Https://dev.lucee.org/t/increase-in-communications-link-failure-errors/6399

Hi everyone,

I am seeing a lot of the following errors using MySQL datasources in our Prod instance.

"JDBC begin failed: ;JDBC begin failed: ;lucee.runtime.exp.NativeException: JDBC begin failed:
... Caused by: org.hibernate.TransactionException: JDBC begin failed:
... Caused by: com.mysql.cj.jdbc.exceptions.CommunicationsException: The last packet successfully received from the server was 97,851,282 milliseconds ago.
... Caused by: com.mysql.cj.exceptions.CJCommunicationsException: The last packet successfully received from the server was 97,851,282 milliseconds ago.
... Caused by: java.net.SocketException: Connection timed out (Write failed)

I have found this thread;
https://lucee.daemonite.io/t/increase-in-communications-link-failure-errors/6399

Before I went ahead and altered the global timeout, as suggested in that thread - I thought I would shoot off a message and ask if there was a “verified” solution (and reasoning) ?

(In that the thread above has the global timeout change, “I clicked do not use-SSL” and one about bundle names.)

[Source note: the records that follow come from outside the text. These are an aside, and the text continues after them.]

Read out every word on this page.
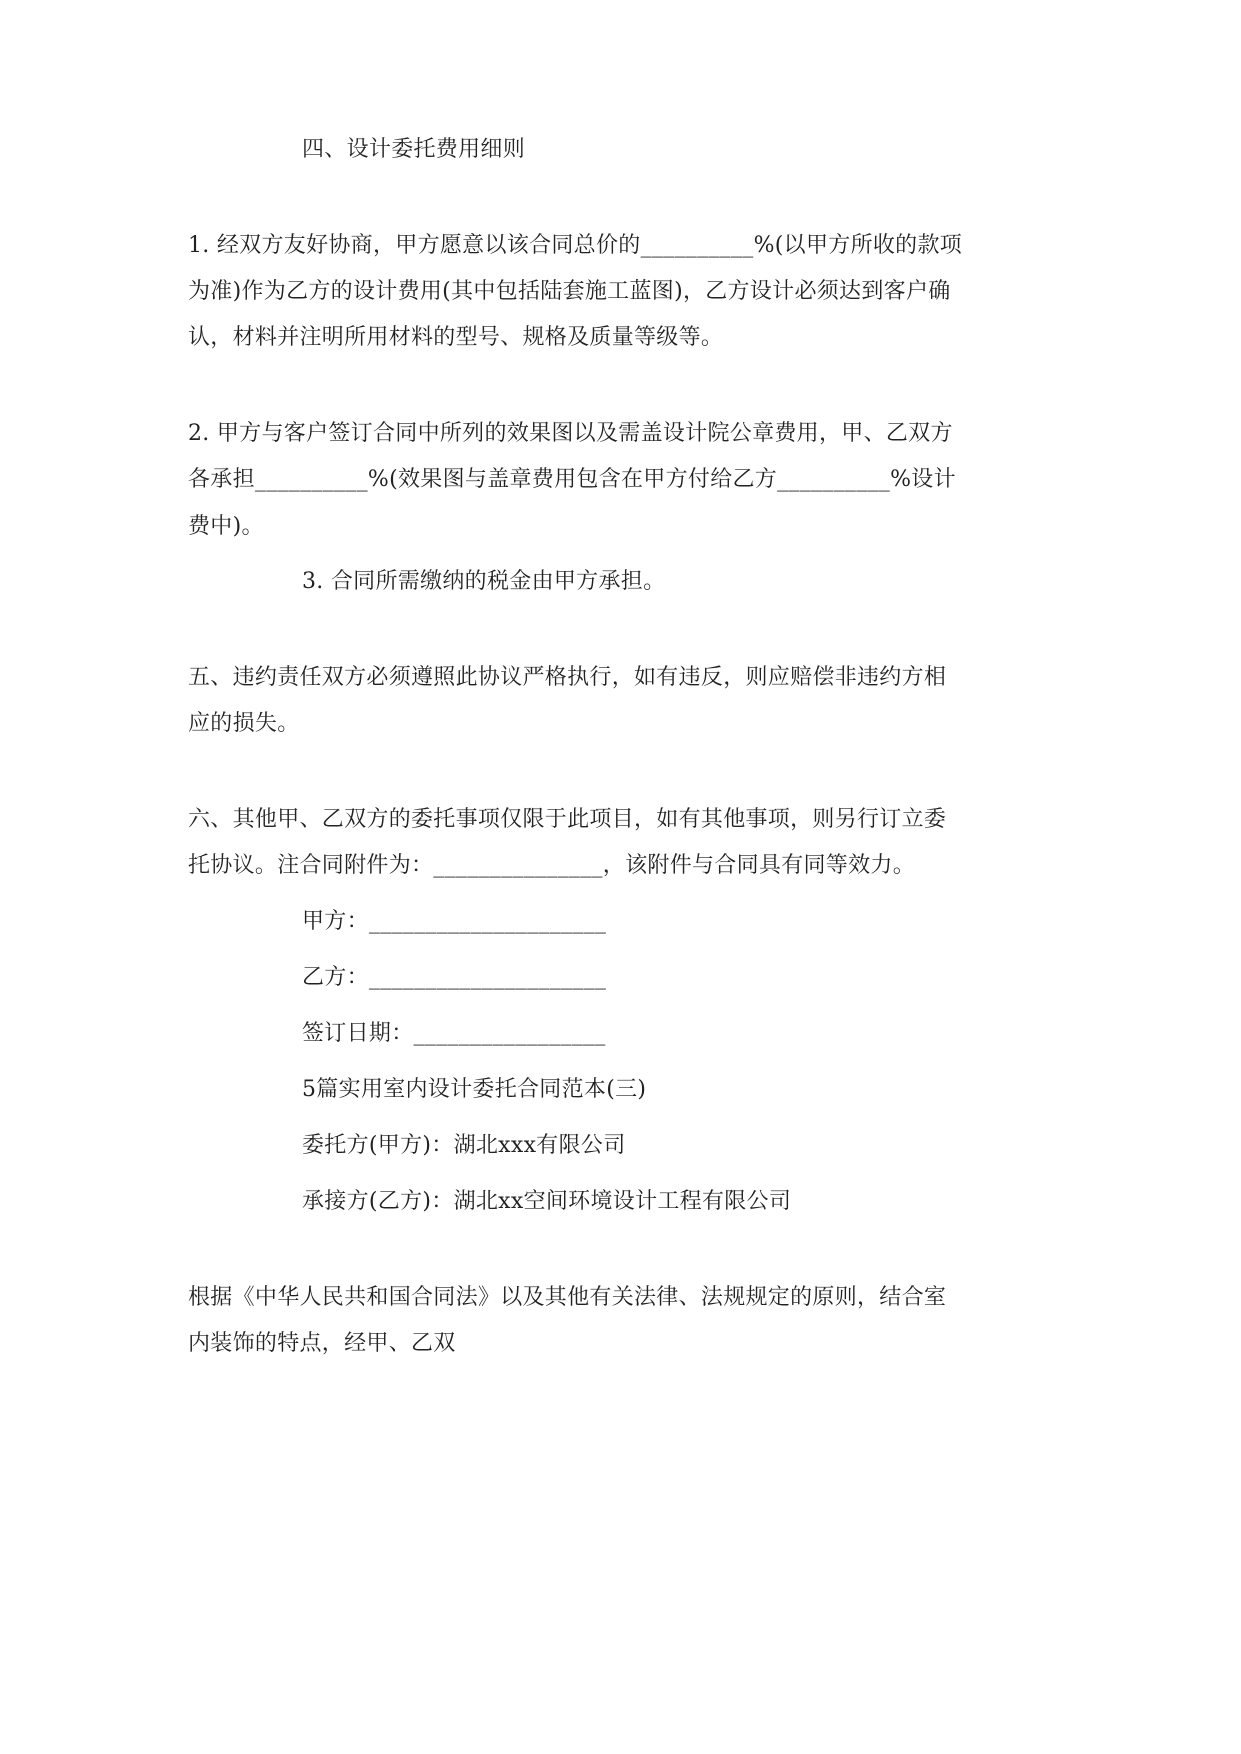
四、设计委托费用细则
1. 经双方友好协商，甲方愿意以该合同总价的__________%(以甲方所收的款项
为准)作为乙方的设计费用(其中包括陆套施工蓝图)，乙方设计必须达到客户确
认，材料并注明所用材料的型号、规格及质量等级等。
2. 甲方与客户签订合同中所列的效果图以及需盖设计院公章费用，甲、乙双方
各承担__________%(效果图与盖章费用包含在甲方付给乙方__________%设计
费中)。
3. 合同所需缴纳的税金由甲方承担。
五、违约责任双方必须遵照此协议严格执行，如有违反，则应赔偿非违约方相
应的损失。
六、其他甲、乙双方的委托事项仅限于此项目，如有其他事项，则另行订立委
托协议。注合同附件为：_______________，该附件与合同具有同等效力。
甲方：_____________________
乙方：_____________________
签订日期：_________________
5篇实用室内设计委托合同范本(三)
委托方(甲方)：湖北xxx有限公司
承接方(乙方)：湖北xx空间环境设计工程有限公司
根据《中华人民共和国合同法》以及其他有关法律、法规规定的原则，结合室
内装饰的特点，经甲、乙双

Our PROD datasources ALL have do not use SSL - Staging uses the new driver AND SSL is true

Our prod instance is using v8.0.11 of the driver - which I know is old.
We have upgraded our staging instance to the latest, where I still the same error message on occasion.

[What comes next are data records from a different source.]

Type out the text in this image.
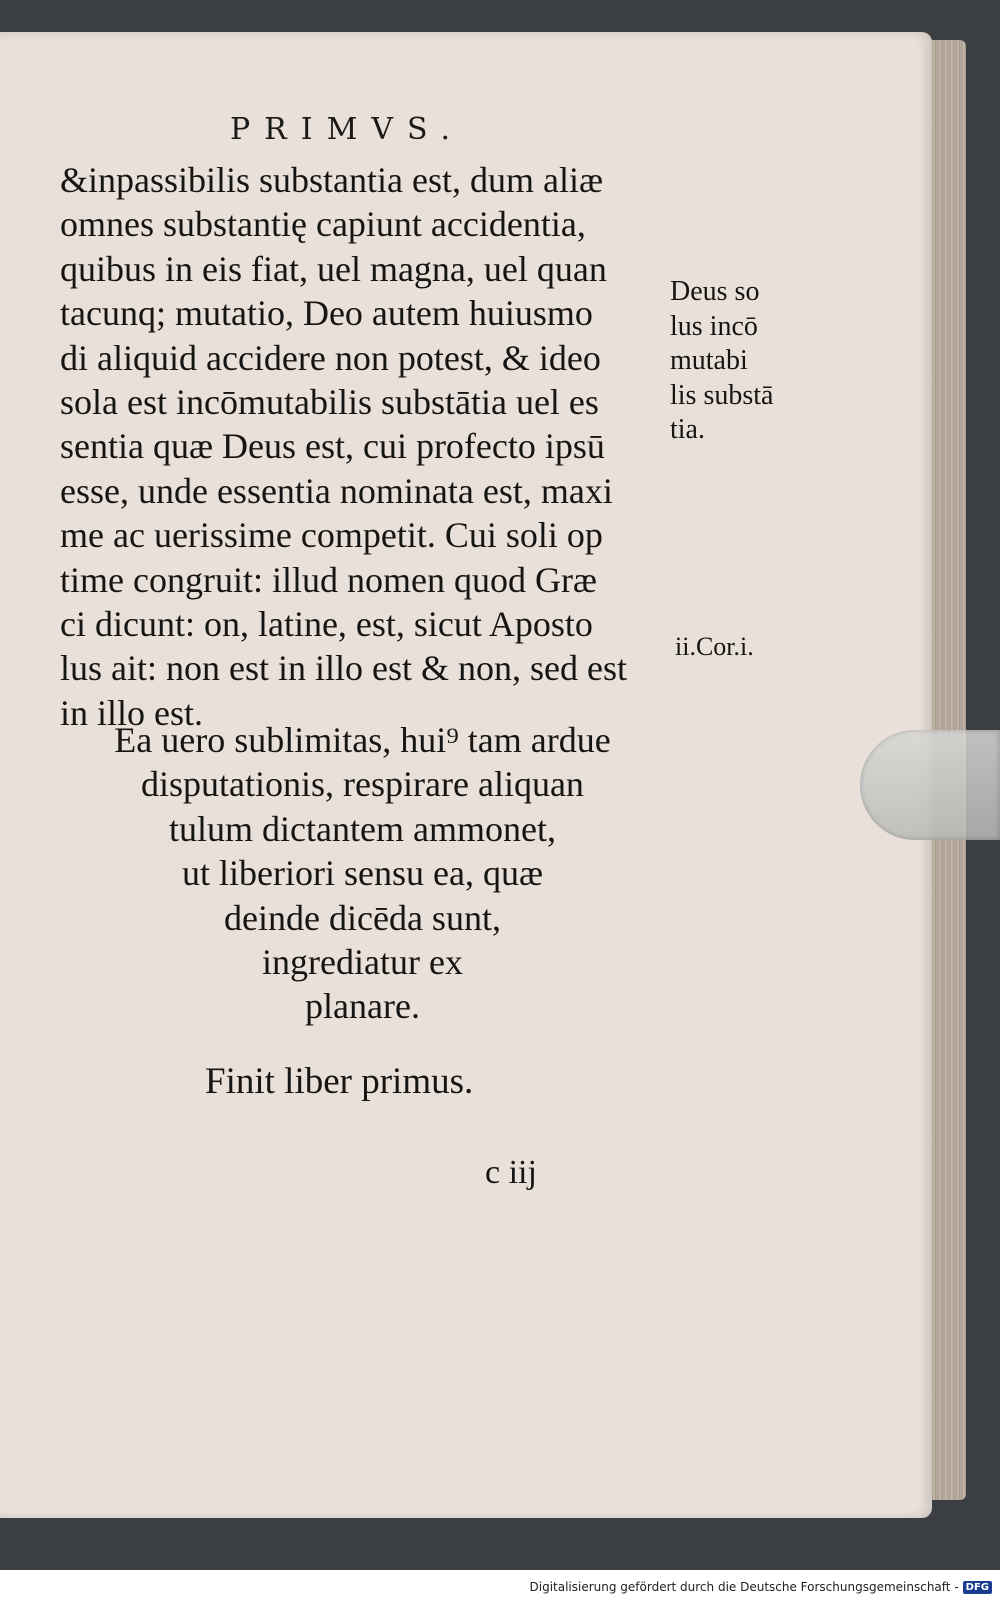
PRIMVS.
&inpassibilis substantia est, dum aliæ
omnes substantię capiunt accidentia,
quibus in eis fiat, uel magna, uel quan
tacunq; mutatio, Deo autem huiusmo
di aliquid accidere non potest, & ideo
sola est incōmutabilis substātia uel es
sentia quæ Deus est, cui profecto ipsū
esse, unde essentia nominata est, maxi
me ac uerissime competit. Cui soli op
time congruit: illud nomen quod Græ
ci dicunt: on, latine, est, sicut Aposto
lus ait: non est in illo est & non, sed est
in illo est.
Ea uero sublimitas, hui⁹ tam ardue
disputationis, respirare aliquan
tulum dictantem ammonet,
ut liberiori sensu ea, quæ
deinde dicēda sunt,
ingrediatur ex
planare.
Finit liber primus.
c iij
Deus so
lus incō
mutabi
lis substā
tia.
ii.Cor.i.
Digitalisierung gefördert durch die Deutsche Forschungsgemeinschaft - DFG
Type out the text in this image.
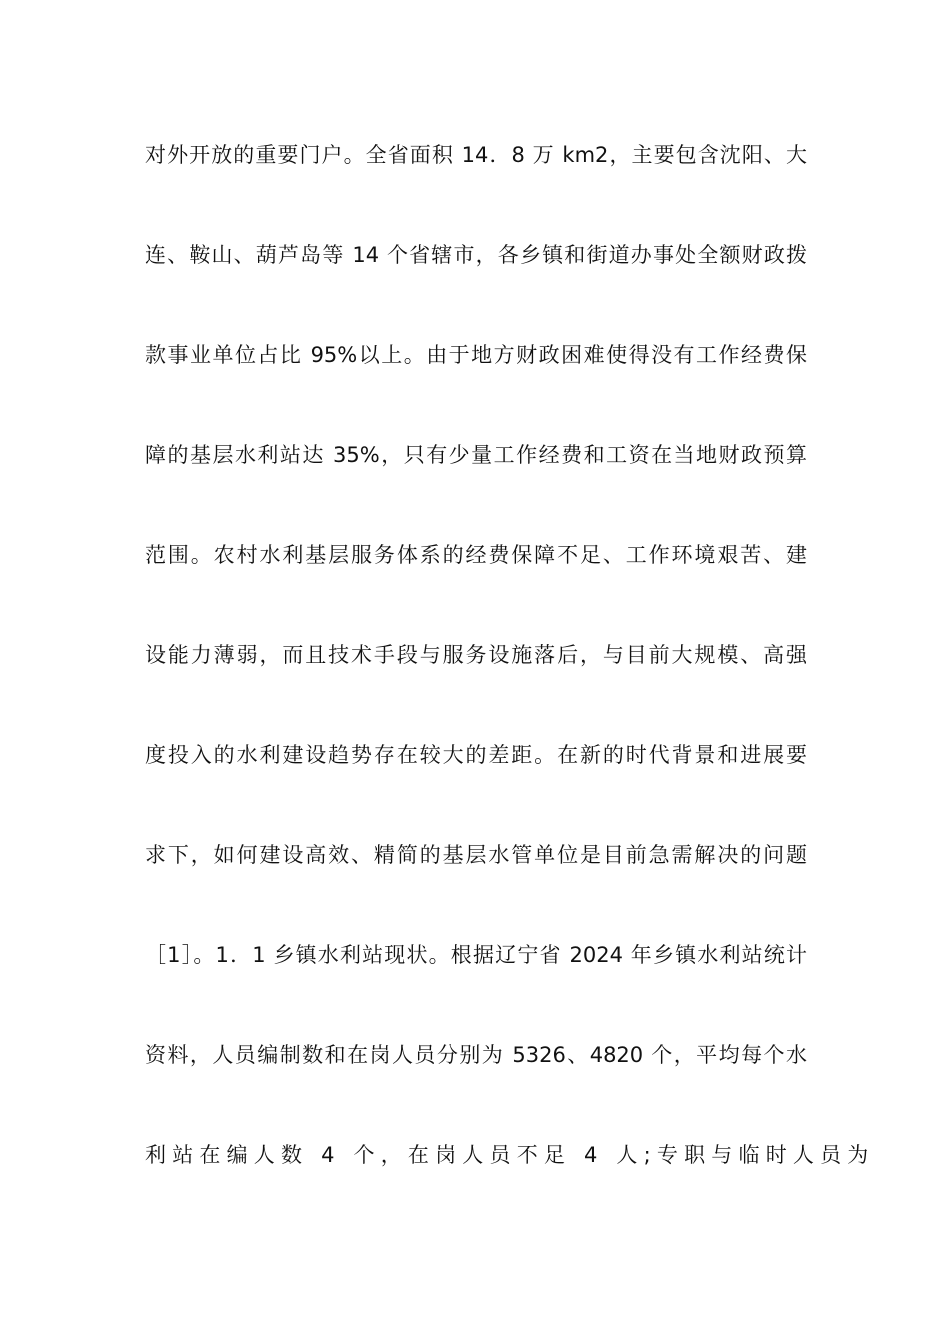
对外开放的重要门户。全省面积 14．8 万 km2，主要包含沈阳、大
连、鞍山、葫芦岛等 14 个省辖市，各乡镇和街道办事处全额财政拨
款事业单位占比 95%以上。由于地方财政困难使得没有工作经费保
障的基层水利站达 35%，只有少量工作经费和工资在当地财政预算
范围。农村水利基层服务体系的经费保障不足、工作环境艰苦、建
设能力薄弱，而且技术手段与服务设施落后，与目前大规模、高强
度投入的水利建设趋势存在较大的差距。在新的时代背景和进展要
求下，如何建设高效、精简的基层水管单位是目前急需解决的问题
［1］。1．1 乡镇水利站现状。根据辽宁省 2024 年乡镇水利站统计
资料，人员编制数和在岗人员分别为 5326、4820 个，平均每个水
利站在编人数 4 个，在岗人员不足 4 人;专职与临时人员为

Lastly, I read a Java related thread about the same issue and stated to use a datasource “pool”, where the pool checks for a live connection before it is offered to the app. Is this something to investigate?

Thanks in advance.

** MySQL driver : 8.0.11
OS: Amazon Linux 2 (CentOs7)
Java Version: 11
Tomcat Version:8
Lucee Version: 5.3.8.206

This is a cloud engineering issue, not a lucee issue.

You have a noisy neighbor. You would do well to provision a transactional vm and place additional caching mechanisms in your application if you have a busy app / site.

QoQ and cachedwithin are 2 of the most powerful features completely underrated by nearly every CF developer.

1 Like

@Terry_Whitney! I’m using qoq a lot already :smiley:. When I don’t have too many records in a table, but need extensive filtering for different results (e g. for creating a deeper multilevel navigation drawer). I query all the rows and save it to a components constructor variable. Then I just query the query. Feels way more natural then using fancy reduce() and map() functions with closures.

1 Like

I think altering the global timeout on your database will only change the time you need to wait before seeing this error. We run a script every 8 hours with the line below, which solved the issue for us:

<cfset dbpoolclear()>

This is addressed in [LDEV-3139] - Lucee

Simon

If I run this command during the middle of the day - will it effect currently running SQL commands / transactions?

Will my active users get an error if they’re doing a DB process?

Thanks!

I can’t speak to the details, but we have been using this function for a long time and have never seen an error.
Simon

Thanks very much for the quick reply Simon.

Have an awesome day!

Does anyone know how database pools work?
WRT to communication failures.

If I have a pool limit of 100 and a timeout of 1 minute;
How does using dbPoolClear() every 8 hours help?
If my connection timeout is 1 minute - or any value less than 8 hours - how will it assist in stopping communication errors?